I have two beautiful girls (4 and 2 this year) and have never wanted a third. However, I am now so broody it is almost all I think of. Things aren't great with DH and he doesn't want another, ever! He wasn't great with them as babies but now they are more interesting he is coping better. A third would finish us off and ruin my going back to work and saving money plans. It is totally illogical for me to have another but I can't stop thinking about it.
I don't think it has helped that I have recently had the IUS removed and suddenly have hormones again. Will it get better? Will it go away? Because at the minute its making me quite unhappy at the thought of never having another child. And its the child I'd want - I hated being pregnant!
That's a tough one, Tabby. If you and DH aren't great at the moment, having DC3 might be the nail in the coffin, as you have stated. You'd need to really consider the impact on your entire family, especially your girls, if things don't work out, and having a third if there's a chance you'd not have DH around would be extremely difficult. Would you be able to be a single parent to 3? I know that I would have found it very hard to cope with on my own.
After my two DC, my DH and I discussed DC3 for a year before going for it. Like you, I knew I wanted another. I was very broody. However, I had to consider what DH wanted too, as this was going to be half of him. Plus weighing up what it would mean for DC 1&2 to have another sibling, and how it would all work out at home.
I'm very fortunate to have a wonderful DH who wanted to have DC3, but that was after discussing it for a whole year! If he had said that he did not want any more DC's, I would have had to accept that and put my own feelings behind me, for the sake of the family. Otherwise it would have been just about me.

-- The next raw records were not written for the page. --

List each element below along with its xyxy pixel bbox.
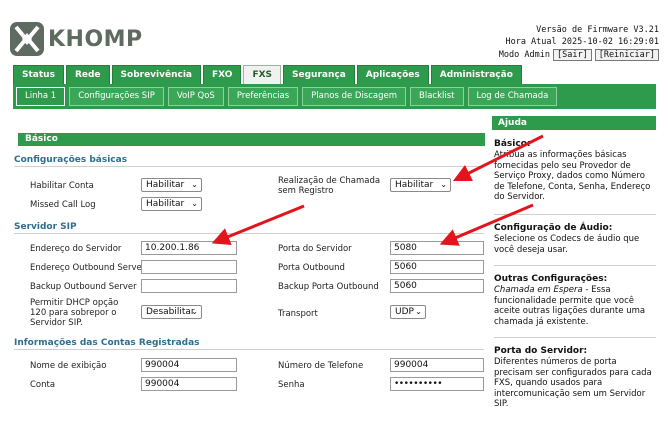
status-info: Versão de Firmware V3.21 Hora Atual 2025…: [499, 24, 659, 61]
panel-title: Básico: [18, 133, 485, 146]
subtab-preferencias[interactable]: Preferências: [227, 87, 299, 106]
help-divider: [494, 337, 656, 338]
tab-rede[interactable]: Rede: [65, 65, 110, 84]
help-panel: Ajuda: [492, 116, 656, 130]
server-port-label: Porta do Servidor: [278, 244, 352, 254]
subtab-blacklist[interactable]: Blacklist: [410, 87, 464, 106]
server-address-input[interactable]: 10.200.1.86: [141, 241, 237, 255]
enable-account-label: Habilitar Conta: [30, 181, 94, 191]
missed-call-select[interactable]: Habilitar ⌄: [141, 197, 202, 211]
unregistered-call-value: Habilitar: [395, 180, 434, 190]
dhcp-option-label: Permitir DHCP opção 120 para sobrepor o …: [30, 298, 119, 328]
enable-account-select[interactable]: Habilitar ⌄: [141, 178, 202, 192]
dhcp-option-select[interactable]: Desabilitar ⌄: [141, 305, 202, 319]
password-input[interactable]: ••••••••••: [390, 377, 484, 391]
unregistered-call-label: Realização de Chamada sem Registro: [278, 176, 381, 196]
subtab-log-de-chamada[interactable]: Log de Chamada: [467, 87, 558, 106]
display-name-label: Nome de exibição: [30, 361, 107, 371]
help-port-title: Porta do Servidor:: [494, 346, 588, 356]
unregistered-call-select[interactable]: Habilitar ⌄: [390, 178, 451, 192]
admin-mode-label: Modo Admin: [498, 50, 550, 60]
help-other-title: Outras Configurações:: [494, 274, 608, 284]
firmware-version: Versão de Firmware V3.21: [536, 25, 659, 35]
chevron-down-icon: ⌄: [191, 199, 198, 208]
tab-fxs[interactable]: FXS: [243, 65, 282, 84]
help-basic-text: Atribua as informações básicas fornecida…: [494, 150, 651, 203]
phone-number-label: Número de Telefone: [278, 361, 364, 371]
sub-nav: Linha 1 Configurações SIP VoIP QoS Prefe…: [13, 84, 656, 109]
section-registered-accounts: Informações das Contas Registradas: [14, 338, 484, 350]
khomp-logo: KHOMP: [10, 22, 143, 56]
tab-fxo[interactable]: FXO: [203, 65, 242, 84]
main-nav: Status Rede Sobrevivência FXO FXS Segura…: [13, 65, 524, 84]
dhcp-option-value: Desabilitar: [146, 307, 195, 317]
help-basic-title: Básico:: [494, 139, 531, 149]
backup-outbound-server-input[interactable]: [141, 279, 237, 293]
logo-text: KHOMP: [48, 26, 143, 52]
transport-label: Transport: [278, 309, 318, 319]
tab-seguranca[interactable]: Segurança: [283, 65, 355, 84]
help-audio: Configuração de Áudio: Selecione os Code…: [494, 223, 656, 255]
backup-outbound-port-label: Backup Porta Outbound: [278, 282, 379, 292]
server-port-input[interactable]: 5080: [390, 241, 484, 255]
logo-icon: [10, 22, 44, 56]
phone-number-input[interactable]: 990004: [390, 358, 484, 372]
transport-select[interactable]: UDP ⌄: [390, 305, 426, 319]
help-divider: [494, 214, 656, 215]
tab-aplicacoes[interactable]: Aplicações: [356, 65, 429, 84]
subtab-linha-1[interactable]: Linha 1: [16, 87, 66, 106]
tab-sobrevivencia[interactable]: Sobrevivência: [111, 65, 202, 84]
help-port: Porta do Servidor: Diferentes números de…: [494, 346, 656, 409]
outbound-server-input[interactable]: [141, 260, 237, 274]
server-address-label: Endereço do Servidor: [30, 244, 122, 254]
section-basic-settings: Configurações básicas: [14, 155, 484, 167]
tab-status[interactable]: Status: [13, 65, 64, 84]
section-sip-server: Servidor SIP: [14, 222, 484, 234]
help-other: Outras Configurações: Chamada em Espera …: [494, 274, 656, 327]
help-port-text: Diferentes números de porta precisam ser…: [494, 357, 652, 410]
restart-button[interactable]: [Reiniciar]: [594, 49, 659, 61]
enable-account-value: Habilitar: [146, 180, 185, 190]
password-label: Senha: [278, 380, 305, 390]
chevron-down-icon: ⌄: [191, 307, 198, 316]
backup-outbound-port-input[interactable]: 5060: [390, 279, 484, 293]
current-time: Hora Atual 2025-10-02 16:29:01: [505, 37, 659, 47]
outbound-port-label: Porta Outbound: [278, 263, 345, 273]
subtab-configuracoes-sip[interactable]: Configurações SIP: [69, 87, 164, 106]
help-basic: Básico: Atribua as informações básicas f…: [494, 139, 656, 202]
help-audio-title: Configuração de Áudio:: [494, 223, 613, 233]
logout-button[interactable]: [Sair]: [552, 49, 592, 61]
display-name-input[interactable]: 990004: [141, 358, 237, 372]
transport-value: UDP: [395, 307, 414, 317]
account-label: Conta: [30, 380, 56, 390]
subtab-planos-de-discagem[interactable]: Planos de Discagem: [302, 87, 407, 106]
account-input[interactable]: 990004: [141, 377, 237, 391]
help-divider: [494, 265, 656, 266]
chevron-down-icon: ⌄: [415, 307, 422, 316]
subtab-voip-qos[interactable]: VoIP QoS: [167, 87, 224, 106]
help-title: Ajuda: [492, 116, 656, 130]
tab-administracao[interactable]: Administração: [430, 65, 522, 84]
outbound-server-label: Endereço Outbound Server: [30, 263, 146, 273]
help-audio-text: Selecione os Codecs de áudio que você de…: [494, 234, 640, 255]
backup-outbound-server-label: Backup Outbound Server: [30, 282, 137, 292]
outbound-port-input[interactable]: 5060: [390, 260, 484, 274]
missed-call-label: Missed Call Log: [30, 200, 96, 210]
chevron-down-icon: ⌄: [440, 180, 447, 189]
missed-call-value: Habilitar: [146, 199, 185, 209]
help-other-em: Chamada em Espera: [494, 285, 583, 296]
chevron-down-icon: ⌄: [191, 180, 198, 189]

Let me say that now as a mum of 3, it is not easy, especially as DH is at work all day and I have to do the school run, washing, ironing, EBF baby, getting dinner ready, bathing kids, bedtime, food shopping, nursing sick kids without help! It's tiring and I have no time for myself. All this WITH a supportive DH.
I don't know if the feelings will go away, but they will diminish with time, as you get on with everyday life and with your girls. I think it's a decision thing. I knew I wanted another, but was prepared to make the decision not to. And I would have stuck to it if that was the decision. Then I would have invested the energy in my 2 DC's, my life and relationship.
I think you should try to work things out first before thinking of having DC3.. If it gets unbearable, maybe talk to your GP or a Councillor.